HannahElisabeth

The curse of bad timing

Years and years gone by

Couple hundred miles apart

And here I come to find

You with that old piece of my heart

 

And just like that, I’m taken back

To whiskey lips and cigarettes. My old car and you’re shotgun

Going nowhere for hours,

Entranced on parking lot pavement. Wondering how we got here. After months of clumsy

small talk, stolen glances

And you’re beaming as I tell you of my plans to paint my furniture, dumbfounded as to

why you’re so enraptured

Said we should go home soon, but talk is cheap, and no one moves

My god, your smile lights up the room - or any space - for now, my car

And suddenly I’m falling hard

You admit, we both are—shifting quickly into past tense

 

Harder still, we go

 

Wine glass in my hand, you’ve got that look again. This is why you couldn’t look at me,

you say. You knew you’d give yourself away. Both madly in love with the smallest of

details…

Old typewriter in the corner,

Your eyes,

Your voice,

Impassioned rants about music and how you love Joyce

That look you had every time I bit my lip, at one point was subconscious then I did

it just to see it

Riding top down in my car, adventures with our playlists

Already knowing I’m going to wreck this. Came out of the blue, we didn’t expect this

Crying in your arms with no explanation. Young and naïve and afraid of

commitment. Finger on the trigger, I can taste the resentment

 

Just like the bad habits I was trying to break then,

I kept pieces of you everywhere that I went.

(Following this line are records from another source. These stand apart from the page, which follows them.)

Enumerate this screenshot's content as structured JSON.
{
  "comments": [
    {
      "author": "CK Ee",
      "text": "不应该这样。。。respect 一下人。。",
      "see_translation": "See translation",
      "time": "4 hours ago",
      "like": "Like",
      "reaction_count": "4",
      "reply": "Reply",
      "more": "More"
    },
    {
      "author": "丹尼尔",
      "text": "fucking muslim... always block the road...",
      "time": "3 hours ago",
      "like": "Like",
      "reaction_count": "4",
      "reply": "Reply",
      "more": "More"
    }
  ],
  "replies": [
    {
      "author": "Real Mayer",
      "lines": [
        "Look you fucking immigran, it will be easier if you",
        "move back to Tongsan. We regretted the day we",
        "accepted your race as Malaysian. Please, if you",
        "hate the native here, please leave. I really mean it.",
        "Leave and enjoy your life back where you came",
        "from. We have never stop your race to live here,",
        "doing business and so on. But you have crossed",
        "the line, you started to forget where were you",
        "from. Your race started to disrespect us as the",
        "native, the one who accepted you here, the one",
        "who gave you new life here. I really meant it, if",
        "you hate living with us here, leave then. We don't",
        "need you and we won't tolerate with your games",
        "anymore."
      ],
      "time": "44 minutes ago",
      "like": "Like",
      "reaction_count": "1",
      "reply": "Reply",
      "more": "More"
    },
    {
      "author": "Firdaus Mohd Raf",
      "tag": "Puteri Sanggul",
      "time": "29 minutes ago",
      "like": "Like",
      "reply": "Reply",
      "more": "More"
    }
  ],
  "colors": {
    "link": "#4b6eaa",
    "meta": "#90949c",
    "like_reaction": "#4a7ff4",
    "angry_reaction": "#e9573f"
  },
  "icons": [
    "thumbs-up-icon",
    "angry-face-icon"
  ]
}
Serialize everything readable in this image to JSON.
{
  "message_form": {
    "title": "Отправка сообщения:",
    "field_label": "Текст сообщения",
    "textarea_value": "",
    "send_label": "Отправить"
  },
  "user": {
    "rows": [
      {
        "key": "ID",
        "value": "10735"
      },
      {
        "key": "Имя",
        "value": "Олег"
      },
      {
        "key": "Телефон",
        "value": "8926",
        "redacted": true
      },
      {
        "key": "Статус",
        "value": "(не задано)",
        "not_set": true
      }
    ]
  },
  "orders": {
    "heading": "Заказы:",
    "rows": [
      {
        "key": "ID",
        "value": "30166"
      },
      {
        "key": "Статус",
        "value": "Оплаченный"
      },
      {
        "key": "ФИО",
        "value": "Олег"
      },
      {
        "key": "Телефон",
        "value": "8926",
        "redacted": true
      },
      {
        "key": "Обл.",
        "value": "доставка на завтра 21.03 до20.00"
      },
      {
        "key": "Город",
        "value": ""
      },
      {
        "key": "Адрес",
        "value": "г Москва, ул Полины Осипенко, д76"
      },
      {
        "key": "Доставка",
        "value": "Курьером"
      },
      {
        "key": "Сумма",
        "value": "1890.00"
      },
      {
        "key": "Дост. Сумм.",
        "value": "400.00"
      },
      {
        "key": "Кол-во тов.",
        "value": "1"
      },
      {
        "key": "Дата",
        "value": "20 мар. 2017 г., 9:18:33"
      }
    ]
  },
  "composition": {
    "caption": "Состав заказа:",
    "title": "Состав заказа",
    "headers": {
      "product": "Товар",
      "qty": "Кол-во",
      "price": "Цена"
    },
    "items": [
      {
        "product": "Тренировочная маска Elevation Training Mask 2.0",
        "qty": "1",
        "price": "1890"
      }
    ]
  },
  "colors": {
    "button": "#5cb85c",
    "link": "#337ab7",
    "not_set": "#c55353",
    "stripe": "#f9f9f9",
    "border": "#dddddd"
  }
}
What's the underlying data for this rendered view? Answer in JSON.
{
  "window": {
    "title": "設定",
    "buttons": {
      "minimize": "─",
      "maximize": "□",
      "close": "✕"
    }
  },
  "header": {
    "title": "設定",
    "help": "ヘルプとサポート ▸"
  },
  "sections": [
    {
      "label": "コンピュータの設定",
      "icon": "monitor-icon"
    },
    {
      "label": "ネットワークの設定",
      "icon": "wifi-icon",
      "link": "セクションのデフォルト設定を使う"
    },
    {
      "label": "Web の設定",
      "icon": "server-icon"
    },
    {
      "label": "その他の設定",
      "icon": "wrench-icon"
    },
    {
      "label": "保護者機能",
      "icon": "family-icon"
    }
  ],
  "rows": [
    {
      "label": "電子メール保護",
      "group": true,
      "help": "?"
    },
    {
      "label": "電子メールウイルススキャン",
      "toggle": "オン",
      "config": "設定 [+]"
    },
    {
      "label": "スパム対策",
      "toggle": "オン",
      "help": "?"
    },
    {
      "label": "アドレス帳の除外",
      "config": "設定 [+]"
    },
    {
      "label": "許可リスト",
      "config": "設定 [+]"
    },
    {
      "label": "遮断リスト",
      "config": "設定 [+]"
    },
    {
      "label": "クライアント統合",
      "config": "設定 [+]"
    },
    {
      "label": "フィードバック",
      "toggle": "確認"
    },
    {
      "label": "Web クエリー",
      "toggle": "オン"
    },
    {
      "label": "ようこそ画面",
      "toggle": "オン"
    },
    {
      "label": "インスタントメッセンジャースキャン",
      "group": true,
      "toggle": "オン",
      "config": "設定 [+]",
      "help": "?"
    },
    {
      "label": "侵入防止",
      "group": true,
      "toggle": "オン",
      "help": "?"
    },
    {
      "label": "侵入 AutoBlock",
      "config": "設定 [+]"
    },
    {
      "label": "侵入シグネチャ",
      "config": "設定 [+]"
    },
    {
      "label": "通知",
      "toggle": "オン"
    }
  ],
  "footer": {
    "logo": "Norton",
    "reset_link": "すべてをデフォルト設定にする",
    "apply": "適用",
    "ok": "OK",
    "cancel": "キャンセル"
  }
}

From the Jameson in my veins, taste of

menthol-bummed-cigarettes, typewritten font, and that scene from Atonement

My notebook meant for history, filled more with love notes to you

But you’d already moved

 

And then I, onto other things, building different lives

 

There were reasons I didn’t see you when you came to visit

Wasn’t just him who stopped me, though I do still regret it

I knew myself better than to risk it. Guess I finally worked through

my fear of commitment

 

Favorite whiskey on the rocks now burns for different reasons. And that one song by The

Beatles now carries different meanings

 

-And yes, I remember, I remember now. I just gave it a listen-

 

And just like that, I’m taken back

To whiskey lips and cigarettes

Years and years gone by

Couple hundred miles apart

And here I come to find

I have that old piece of your heart.